Les partisans d'Alassane Ouattara étaient aux portes d'Abidjan, la capitale économique ivoirienne, hier soir. — L. GNAGO / REUTERS

L'offensive des partisans d'Alassane Ouattara touchait au but jeudi. Après avoir pris mercredi le contrôle de Yamoussoukro, ils se sont emparés du port stratégique de San Pedro, avant d'arriver aux portes d'Abidjan, où siège le gouvernement du président sortant ivoirien, Laurent Gbagbo.

Des tirs d'armes lourdes et de mitrailleuses ont retenti dans la ville, où se sont déployés des militaires français. «Ils sont là pour empêcher des pillages», explique l'état-major français des armées.
Le président sortant, qui refuse depuis des mois d'accepter sa défaite à la présidentielle du 28 novembre, semblait isolé.

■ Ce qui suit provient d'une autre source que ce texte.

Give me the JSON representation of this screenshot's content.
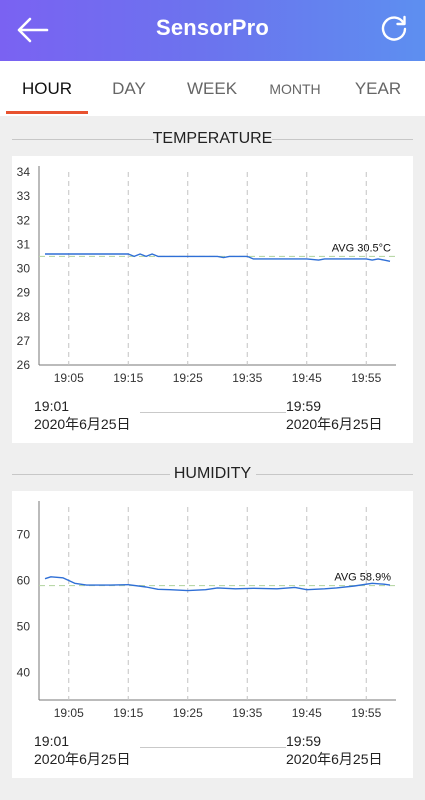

L'un de ses généraux, le chef d'état-major de l'armée, Philippe Mangou, a fait défection jeudi et plusieurs autres gradés auraient changé de camp. La veille, l'ONU avait adopté la résolution 1975 imposant de nouvelles sanctions au président sortant.

Guillaume Soro, le Premier ministre du gouvernement formé par Ouattara, a donné jusqu'à 19h (locales) pour que Gbagbo démissionne. Ouattara, reconnu vainqueur de la présidentielle par la communauté internationale, a promis que «l'intégrité physique» du président sortant serait respectée.

Acculé, Gbagbo n'a plus que deux options: fuir ou provoquer un bain de sang. «Les trois-quarts du pays sont sous contrôle des pro-Ouattara. Si Gbagbo est raisonnable, il devra se retirer. Sinon, il sera comptable des massacres», avertit Patrick N'Gouan, président de la Convention de la société civile ivoirienne, un organe national indépendant.

Inquiet, il estime que l'Onuci, la force de l'ONU en Côte d'Ivoire, «doit s'occuper plus sérieusement de la protection des civils. Là elle se contente de constater les dégâts .» Les violences post-électorales ont déjà fait plus de 460 morts, selon les Nations unies, un million de déplacés et plus de 110.000 réfugiés au Liberia voisin.